Let's look at some of the conditions that allow and encourage overpopulation.

--immigration into the USA. Millions of people each year, legal and illegal, possibly equal in number to the increase in annual births. All of these will eventually form households, have children and then grandchildren, purchase homes and cars, become over-consumers like the rest of us and add to the sprawl, overdevelopment and environmental problems already caused by our affluent society, a society whose impact on the earth exceeds that of undeveloped countries by orders of magnitude. Under the circumstances is quite legitimate to question America's role as a pressure relief valve for Latin American countries who refuse to house, feed and provide decent jobs for their own citizens. By not curbing immigration we are letting these countries off the hook. Only desperation forces men with families to leave them behind for the promise or illusion of jobs thousands of miles away.

--patriarchy. In Africa particularly, machismo makes men refuse to use condoms and force their wives to have children; families with six or more children are common. In Latin America large families are also the norm, especially in Brazil. Polygamy in Africa and the Muslim world, widespread prostitution, child slavery, poor disempowered women without rights and no education or job capability all put women at the mercy of men and repugnant ancient customs.

--Islam. Like orthodox Judaism, it bans contraception, and gives men the right to force sex on their wives, otherwise known as rape. Girls are married before their teens and thus start breeding early. Women are denied education and basic freedoms and thus have no future or sustenance outside of their husband's home.

--the Catholic church. If condoms are OK to prevent AIDS, as the pope says, then they should be OK to prevent pregnancy but this logic does not seem to have occurred to the church.
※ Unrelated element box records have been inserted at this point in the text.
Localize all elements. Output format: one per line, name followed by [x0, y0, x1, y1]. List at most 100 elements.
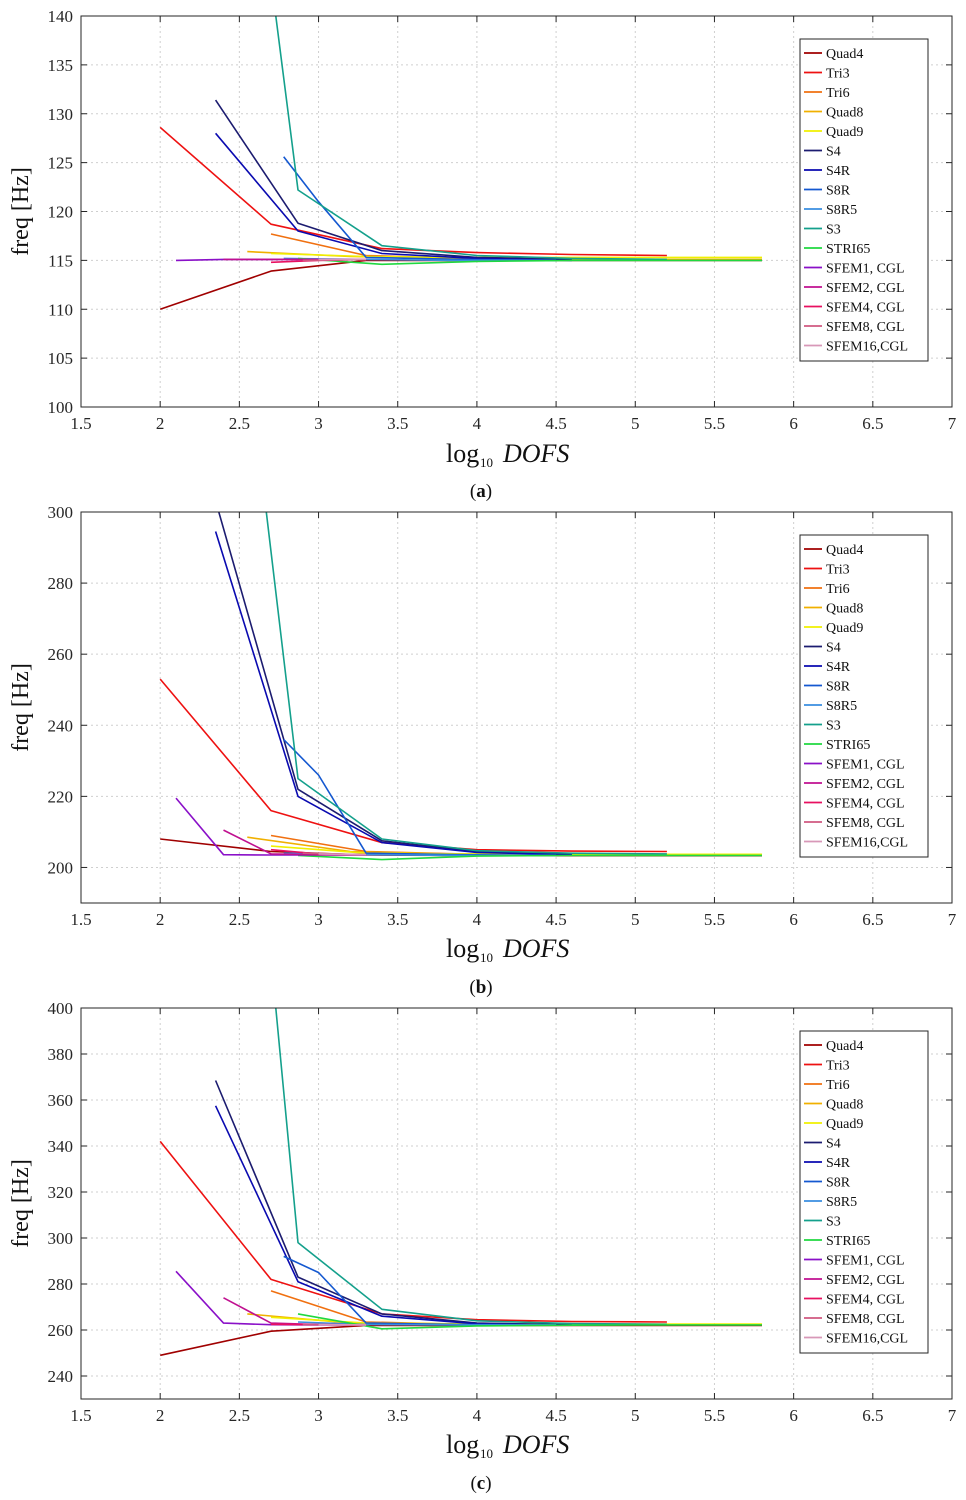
legend-label: S8R5: [826, 203, 857, 218]
legend-label: Quad8: [826, 106, 863, 121]
panel-label-close: ): [486, 977, 492, 998]
legend-item-tri6: Tri6: [804, 582, 850, 597]
legend-item-s8r: S8R: [804, 184, 851, 199]
legend-item-s8r5: S8R5: [804, 699, 857, 714]
series-line-s3: [275, 1008, 667, 1326]
y-tick-label: 120: [48, 203, 74, 222]
x-tick-label: 3: [314, 414, 323, 433]
legend-label: Quad4: [826, 47, 863, 62]
legend-item-quad8: Quad8: [804, 1098, 863, 1113]
x-tick-label: 3.5: [387, 414, 408, 433]
legend-label: S8R5: [826, 699, 857, 714]
x-axis-label-var: DOFS: [502, 439, 569, 468]
legend-label: Quad9: [826, 125, 863, 140]
legend-item-s3: S3: [804, 1215, 841, 1230]
legend-label: SFEM1, CGL: [826, 262, 905, 277]
axes-box: [80, 1007, 953, 1400]
legend-label: STRI65: [826, 242, 870, 257]
x-axis-label-log: log: [446, 934, 479, 963]
x-axis-label-log: log: [446, 439, 479, 468]
x-tick-label: 2.5: [229, 414, 250, 433]
y-tick-label: 100: [48, 398, 74, 417]
legend-label: S8R: [826, 1176, 851, 1191]
legend-item-s4r: S4R: [804, 1156, 851, 1171]
legend-item-tri3: Tri3: [804, 67, 850, 82]
x-tick-label: 2: [156, 414, 165, 433]
legend-label: S4R: [826, 660, 851, 675]
y-tick-label: 110: [48, 300, 73, 319]
legend-item-s3: S3: [804, 223, 841, 238]
legend-label: S4: [826, 1137, 841, 1152]
legend-label: SFEM8, CGL: [826, 816, 905, 831]
legend-item-quad9: Quad9: [804, 621, 863, 636]
x-tick-label: 7: [948, 910, 957, 929]
x-axis-label: log 10 DOFS: [446, 439, 569, 470]
chart-panel-b: 1.5 2 2.5 3 3.5 4 4.5 5 5.5 6 6.5 7 200 220 240 260 280 3…: [8, 503, 957, 998]
legend-item-s8r: S8R: [804, 1176, 851, 1191]
y-axis-label: freq [Hz]: [8, 167, 34, 256]
legend-item-s4r: S4R: [804, 164, 851, 179]
legend-label: SFEM2, CGL: [826, 281, 905, 296]
series-line-s4r: [214, 531, 572, 856]
x-tick-label: 6: [789, 414, 798, 433]
x-tick-label: 7: [948, 414, 957, 433]
x-tick-label: 5.5: [704, 1406, 725, 1425]
panel-label-letter: c: [477, 1473, 485, 1494]
y-axis-label: freq [Hz]: [8, 1159, 34, 1248]
legend-label: Tri3: [826, 67, 850, 82]
series-line-stri65: [297, 1313, 762, 1330]
x-tick-label: 6.5: [862, 1406, 883, 1425]
legend-item-sfem8-cgl: SFEM8, CGL: [804, 816, 905, 831]
series-line-stri65: [297, 854, 762, 861]
legend-item-sfem4-cgl: SFEM4, CGL: [804, 797, 905, 812]
x-tick-label: 5.5: [704, 414, 725, 433]
legend-label: Tri6: [826, 1078, 850, 1093]
legend-label: SFEM2, CGL: [826, 1273, 905, 1288]
x-tick-label: 5: [631, 414, 640, 433]
legend-label: S8R: [826, 680, 851, 695]
legend-item-sfem4-cgl: SFEM4, CGL: [804, 1293, 905, 1308]
y-tick-label: 280: [48, 1275, 74, 1294]
legend-item-tri3: Tri3: [804, 1059, 850, 1074]
panel-label: (a): [470, 481, 492, 502]
x-tick-label: 4: [473, 1406, 482, 1425]
legend-item-sfem2-cgl: SFEM2, CGL: [804, 1273, 905, 1288]
y-axis-label: freq [Hz]: [8, 663, 34, 752]
legend-label: S3: [826, 719, 841, 734]
legend-label: Quad9: [826, 621, 863, 636]
series-line-s3: [275, 16, 667, 261]
legend-item-stri65: STRI65: [804, 242, 870, 257]
y-tick-label: 260: [48, 1321, 74, 1340]
panel-label-open: (: [469, 977, 475, 998]
legend-label: SFEM8, CGL: [826, 1312, 905, 1327]
legend-label: SFEM8, CGL: [826, 320, 905, 335]
legend-item-quad8: Quad8: [804, 106, 863, 121]
legend-item-sfem16-cgl: SFEM16,CGL: [804, 1332, 908, 1347]
legend-label: SFEM4, CGL: [826, 1293, 905, 1308]
legend-label: S3: [826, 223, 841, 238]
x-tick-label: 5: [631, 910, 640, 929]
y-tick-label: 140: [48, 7, 74, 26]
legend: Quad4 Tri3 Tri6 Quad8 Quad9 S4 S4R S8R S8R5 S3 STR…: [799, 534, 929, 858]
legend-label: Quad4: [826, 1039, 863, 1054]
legend-label: SFEM16,CGL: [826, 340, 908, 355]
panel-label-open: (: [470, 1473, 476, 1494]
x-axis-label-var: DOFS: [502, 1430, 569, 1459]
x-tick-label: 1.5: [70, 414, 91, 433]
legend-item-quad4: Quad4: [804, 543, 863, 558]
chart-panel-c: 1.5 2 2.5 3 3.5 4 4.5 5 5.5 6 6.5 7 240 260 280 300 320 3…: [8, 999, 957, 1494]
axes-box: [80, 511, 953, 904]
legend-item-s8r5: S8R5: [804, 203, 857, 218]
series-line-stri65: [297, 257, 762, 266]
legend-item-stri65: STRI65: [804, 1234, 870, 1249]
legend-label: Quad8: [826, 602, 863, 617]
y-tick-label: 320: [48, 1183, 74, 1202]
x-tick-label: 5: [631, 1406, 640, 1425]
series-line-s4: [214, 99, 572, 261]
legend: Quad4 Tri3 Tri6 Quad8 Quad9 S4 S4R S8R S8R5 S3 STR…: [799, 38, 929, 362]
y-tick-label: 340: [48, 1137, 74, 1156]
panel-label-close: ): [486, 481, 492, 502]
x-axis-label: log 10 DOFS: [446, 1430, 569, 1461]
x-tick-label: 2.5: [229, 1406, 250, 1425]
legend-item-quad4: Quad4: [804, 47, 863, 62]
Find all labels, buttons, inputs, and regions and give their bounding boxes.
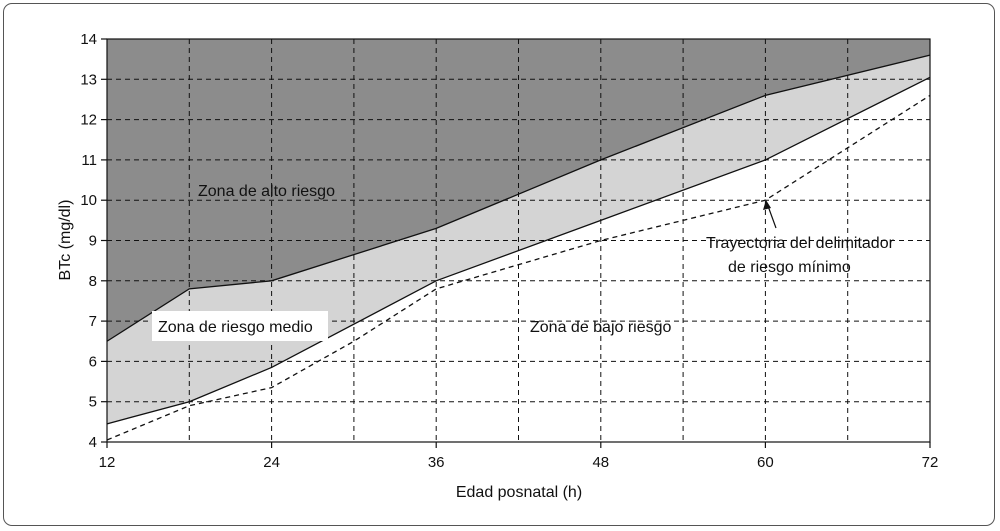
y-axis-ticks: 4 5 6 7 8 9 10 11 12 13 14 (80, 31, 107, 451)
y-tick-label: 8 (89, 273, 97, 290)
high-risk-zone-label: Zona de alto riesgo (198, 183, 335, 200)
high-risk-zone (107, 39, 930, 342)
y-tick-label: 4 (89, 434, 97, 451)
y-tick-label: 13 (80, 71, 97, 88)
y-axis-title: BTc (mg/dl) (57, 200, 74, 281)
high-risk-boundary-line (106, 54, 931, 342)
x-tick-label: 48 (592, 454, 609, 471)
y-tick-label: 14 (80, 31, 97, 48)
x-tick-label: 24 (263, 454, 280, 471)
x-axis-ticks: 12 24 36 48 60 72 (99, 442, 939, 471)
y-tick-label: 5 (89, 394, 97, 411)
y-tick-label: 12 (80, 112, 97, 129)
x-tick-label: 60 (757, 454, 774, 471)
minimum-risk-trajectory-line (106, 94, 931, 441)
trajectory-label-line1: Trayectoria del delimitador (706, 235, 895, 252)
y-tick-label: 7 (89, 313, 97, 330)
x-tick-label: 36 (428, 454, 445, 471)
trajectory-label-line2: de riesgo mínimo (728, 259, 851, 276)
x-tick-label: 72 (922, 454, 939, 471)
low-risk-boundary-line (106, 76, 931, 425)
medium-zone-label-background (152, 311, 328, 341)
y-tick-label: 6 (89, 353, 97, 370)
y-tick-label: 11 (81, 152, 97, 169)
low-risk-zone-label: Zona de bajo riesgo (530, 319, 672, 336)
risk-lines (106, 54, 931, 441)
y-tick-label: 9 (89, 233, 97, 250)
x-axis-title: Edad posnatal (h) (456, 484, 582, 501)
x-tick-label: 12 (99, 454, 116, 471)
grid (107, 39, 930, 442)
y-tick-label: 10 (80, 192, 97, 209)
medium-risk-zone-label: Zona de riesgo medio (158, 319, 313, 336)
trajectory-arrow (763, 200, 777, 229)
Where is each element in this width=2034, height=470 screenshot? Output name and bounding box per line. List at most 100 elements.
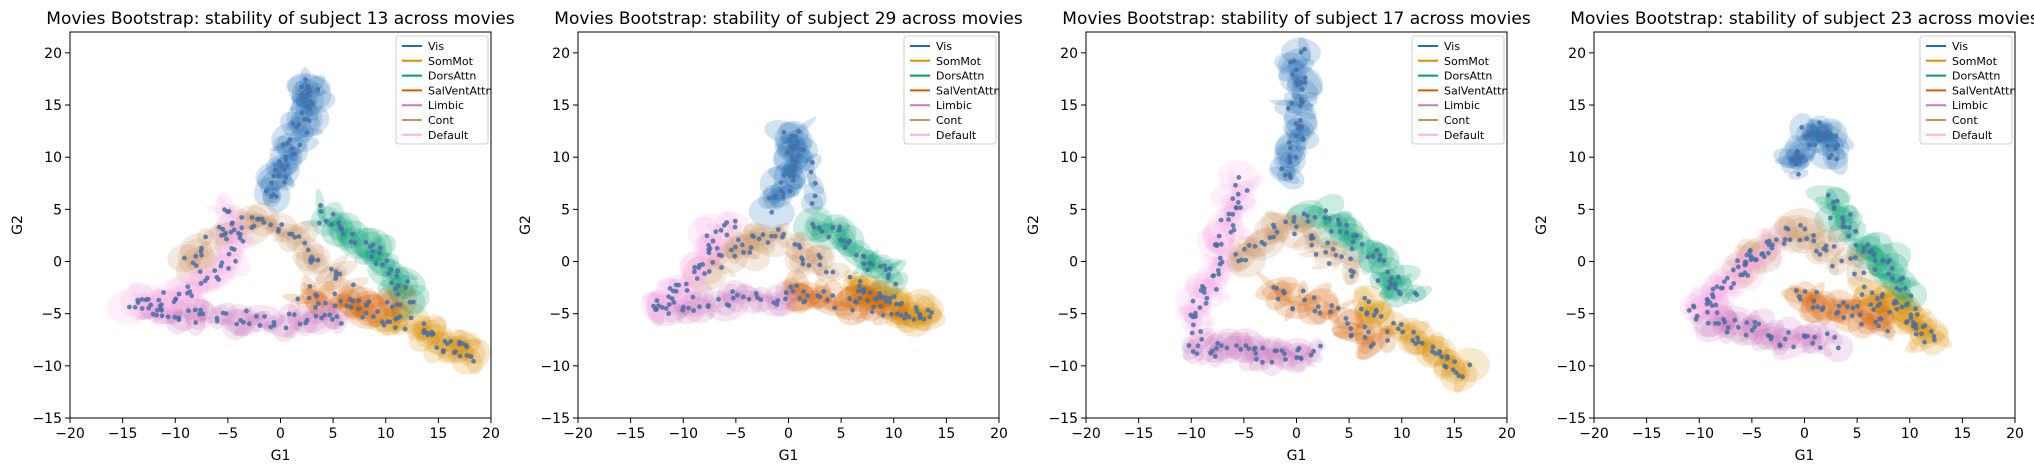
point bbox=[1826, 155, 1832, 161]
point bbox=[788, 164, 793, 170]
y-tick-label: −5 bbox=[1057, 307, 1078, 323]
x-tick-label: −20 bbox=[1071, 426, 1101, 442]
point bbox=[397, 302, 403, 308]
point bbox=[765, 240, 771, 246]
point bbox=[1359, 241, 1365, 247]
point bbox=[1704, 297, 1710, 302]
point bbox=[1853, 242, 1859, 248]
point bbox=[315, 86, 321, 92]
point bbox=[1323, 249, 1329, 255]
point bbox=[1873, 258, 1878, 263]
y-tick-label: 20 bbox=[552, 46, 570, 62]
point bbox=[691, 308, 696, 313]
panel-title: Movies Bootstrap: stability of subject 2… bbox=[1570, 9, 2034, 29]
point bbox=[911, 317, 917, 322]
point bbox=[1215, 341, 1220, 346]
point bbox=[1243, 343, 1249, 348]
point bbox=[1865, 242, 1871, 248]
point bbox=[176, 291, 182, 297]
point bbox=[1813, 248, 1819, 254]
point bbox=[1889, 266, 1895, 271]
point bbox=[1378, 314, 1384, 319]
point bbox=[1786, 330, 1791, 335]
point bbox=[334, 314, 340, 320]
point bbox=[1872, 267, 1878, 273]
point bbox=[741, 250, 746, 255]
point bbox=[887, 300, 893, 305]
plot-area bbox=[107, 67, 491, 375]
point bbox=[363, 240, 369, 245]
point bbox=[1293, 67, 1299, 72]
point bbox=[1722, 279, 1727, 284]
point bbox=[700, 262, 705, 267]
legend-label: Default bbox=[1952, 129, 1993, 142]
point bbox=[186, 308, 191, 314]
legend-label: SalVentAttn bbox=[428, 84, 492, 97]
point bbox=[1839, 215, 1845, 221]
point bbox=[389, 280, 394, 286]
point bbox=[847, 274, 853, 280]
point bbox=[1349, 246, 1355, 252]
point bbox=[1890, 275, 1895, 281]
x-tick-label: 15 bbox=[1445, 426, 1463, 442]
point bbox=[775, 227, 781, 232]
point bbox=[1348, 326, 1354, 331]
point bbox=[287, 231, 292, 237]
point bbox=[902, 315, 907, 321]
point bbox=[1228, 229, 1234, 235]
point bbox=[330, 316, 335, 322]
point bbox=[1824, 143, 1830, 149]
point bbox=[847, 238, 852, 244]
point bbox=[817, 294, 823, 300]
point bbox=[1735, 264, 1741, 270]
point bbox=[792, 241, 798, 247]
x-tick-label: −10 bbox=[668, 426, 698, 442]
point bbox=[1217, 255, 1223, 261]
point bbox=[713, 229, 719, 235]
point bbox=[291, 312, 297, 318]
point bbox=[719, 265, 724, 270]
point bbox=[1262, 241, 1267, 247]
point bbox=[800, 261, 806, 267]
point bbox=[1735, 324, 1741, 330]
y-tick-label: 0 bbox=[1069, 255, 1078, 271]
y-tick-label: 10 bbox=[1568, 150, 1586, 166]
y-axis-label: G2 bbox=[1534, 215, 1550, 235]
point bbox=[464, 344, 470, 350]
point bbox=[758, 297, 764, 303]
point bbox=[1274, 348, 1279, 353]
point bbox=[1841, 315, 1847, 320]
point bbox=[816, 225, 822, 231]
y-tick-label: 15 bbox=[552, 98, 570, 114]
point bbox=[271, 192, 276, 198]
point bbox=[730, 289, 735, 294]
point bbox=[230, 220, 235, 226]
point bbox=[1834, 156, 1840, 162]
point bbox=[1728, 285, 1734, 291]
point bbox=[766, 195, 772, 201]
point bbox=[736, 237, 741, 243]
point bbox=[796, 242, 801, 248]
point bbox=[1871, 307, 1876, 312]
point bbox=[1787, 237, 1793, 243]
point bbox=[1809, 131, 1815, 137]
point bbox=[825, 297, 830, 303]
point bbox=[887, 295, 893, 301]
point bbox=[1373, 309, 1379, 315]
point bbox=[861, 261, 867, 267]
point bbox=[1328, 309, 1333, 315]
point bbox=[1386, 285, 1392, 291]
point bbox=[789, 154, 795, 159]
point bbox=[819, 229, 825, 234]
point bbox=[1825, 192, 1831, 198]
point bbox=[224, 236, 229, 242]
point bbox=[1752, 324, 1758, 330]
point bbox=[775, 298, 781, 303]
point bbox=[305, 83, 311, 89]
point bbox=[1811, 298, 1817, 304]
point bbox=[1283, 219, 1288, 225]
point bbox=[781, 129, 787, 135]
y-tick-label: 5 bbox=[53, 202, 62, 218]
point bbox=[1743, 261, 1749, 267]
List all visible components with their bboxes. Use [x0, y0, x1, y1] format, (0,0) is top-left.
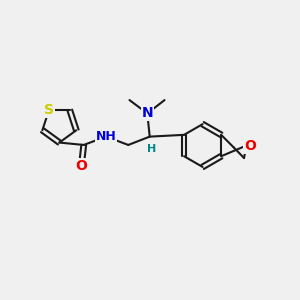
Text: O: O [244, 139, 256, 152]
Text: H: H [147, 144, 156, 154]
Text: O: O [75, 159, 87, 173]
Text: N: N [142, 106, 153, 120]
Text: S: S [44, 103, 54, 117]
Text: NH: NH [96, 130, 116, 143]
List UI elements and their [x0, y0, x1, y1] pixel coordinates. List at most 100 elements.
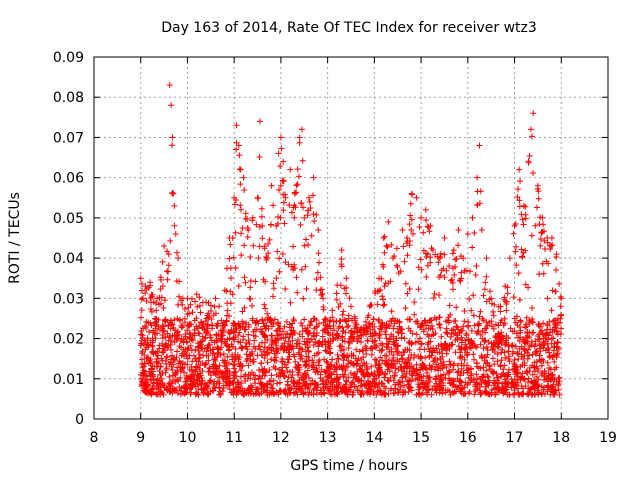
- data-point: [473, 381, 480, 388]
- data-point: [544, 359, 551, 366]
- data-point: [426, 228, 433, 235]
- data-point: [474, 188, 481, 195]
- data-point: [296, 364, 303, 371]
- data-point: [401, 349, 408, 356]
- data-point: [327, 349, 334, 356]
- data-point-peak: [231, 194, 238, 201]
- data-point: [433, 383, 440, 390]
- data-point: [530, 169, 537, 176]
- data-point: [216, 303, 223, 310]
- data-point: [233, 391, 240, 398]
- data-point-peak: [516, 166, 523, 173]
- data-point: [432, 386, 439, 393]
- data-point: [231, 375, 238, 382]
- data-point: [495, 374, 502, 381]
- data-point: [147, 390, 154, 397]
- data-point: [168, 356, 175, 363]
- data-point: [276, 186, 283, 193]
- data-point: [401, 258, 408, 265]
- data-point: [476, 313, 483, 320]
- data-point: [497, 373, 504, 380]
- data-point: [550, 344, 557, 351]
- data-point: [163, 360, 170, 367]
- data-point: [139, 332, 146, 339]
- data-point: [525, 379, 532, 386]
- data-point: [311, 352, 318, 359]
- data-point: [507, 325, 514, 332]
- data-point: [247, 253, 254, 260]
- data-point: [529, 305, 536, 312]
- data-point: [287, 389, 294, 396]
- data-point: [300, 204, 307, 211]
- data-point: [424, 251, 431, 258]
- data-point: [177, 374, 184, 381]
- data-point: [486, 362, 493, 369]
- data-point: [514, 376, 521, 383]
- data-point: [296, 139, 303, 146]
- data-point: [429, 349, 436, 356]
- data-point: [503, 307, 510, 314]
- data-point: [490, 308, 497, 315]
- data-point: [313, 276, 320, 283]
- data-point: [314, 390, 320, 397]
- data-point: [174, 335, 181, 342]
- data-point: [390, 360, 397, 367]
- data-point: [303, 380, 310, 387]
- data-point: [343, 377, 350, 384]
- data-point: [427, 259, 434, 266]
- data-point: [157, 285, 164, 292]
- data-point: [418, 377, 425, 384]
- data-point: [148, 308, 155, 315]
- data-point: [446, 367, 453, 374]
- data-point: [159, 335, 166, 342]
- data-point: [354, 333, 361, 340]
- data-point: [505, 371, 512, 378]
- data-point-peak: [427, 222, 434, 229]
- data-point: [425, 339, 432, 346]
- data-point: [417, 355, 424, 362]
- data-point: [525, 352, 532, 359]
- data-point: [531, 359, 538, 366]
- data-point: [167, 317, 174, 324]
- data-point: [189, 309, 196, 316]
- data-point: [472, 271, 479, 278]
- data-point: [344, 323, 351, 330]
- data-point-peak: [212, 295, 219, 302]
- data-point: [273, 275, 280, 282]
- data-point: [147, 376, 154, 383]
- data-point: [311, 217, 318, 224]
- data-point: [250, 391, 257, 398]
- data-point: [245, 337, 252, 344]
- data-point: [265, 240, 272, 247]
- data-point: [285, 359, 292, 366]
- data-point: [223, 362, 230, 369]
- data-point: [551, 358, 558, 365]
- data-point: [497, 308, 504, 315]
- data-point: [294, 166, 301, 173]
- data-point: [314, 368, 321, 375]
- data-point: [482, 279, 489, 286]
- data-point: [187, 301, 194, 308]
- data-point: [301, 371, 308, 378]
- data-point: [349, 360, 356, 367]
- data-point: [188, 321, 195, 328]
- data-point: [482, 378, 489, 385]
- data-point: [274, 336, 281, 343]
- data-point: [433, 361, 440, 368]
- data-point: [423, 217, 430, 224]
- data-point: [148, 299, 155, 306]
- data-point: [394, 317, 401, 324]
- data-point: [170, 385, 177, 392]
- data-point: [143, 344, 150, 351]
- data-point: [327, 338, 334, 345]
- data-point: [414, 320, 421, 327]
- data-point-peak: [399, 226, 406, 233]
- data-point: [370, 389, 377, 396]
- data-point: [455, 242, 462, 249]
- data-point: [197, 339, 204, 346]
- data-point: [223, 382, 230, 389]
- data-point: [160, 305, 167, 312]
- data-point: [541, 341, 548, 348]
- data-point: [506, 343, 513, 350]
- data-point: [243, 343, 250, 350]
A campaign in Latin America and parts of Africa against the Church's ban on birth control is imperative (and of course against the American Christians who want to ban funds for family planning abroad).

We treasure individual freedom and rights, but we also proscribe and often penalize anti-social behavior. Having more than one or two children is

anti-social today. It should be penalized.

Here are some possible solutions that are minimally coercive and deserve discussion and consideration.

1. Reverse Welfare: remove benefits to families with each successive birth after one child.

2. Ban new immigrants of breeding age (except to reunite

separated families) until we have reached no more than 1.2 replacement rate.

3.Track down and expel polygamist families, some of which now collect multiple welfare

benefits (yes, indeed, this is a fact, both here and in the UK but authorities look the other way).

4. Require all new immigrants to speak and read English.

5. End foreign aid except in cases of natural disaster and epidemics, and except for providing information on and access to birth control.

Remember Garrett Hardin's book The Tragedy of the Commons? In that case, those who took more than their share of the commons benefitted and

the rest of the community suffered as the commons disappeared. Today, overpopulated countries are demanding more than their share of the commons, that is, of the earth's space and resources. This is no less reprehensible than the overconsuming countries like the US taking more than their fair share and also

contributing more to climate change. Neither overpopulation nor overconsumption are socially responsible. Both need to be curbed drastically.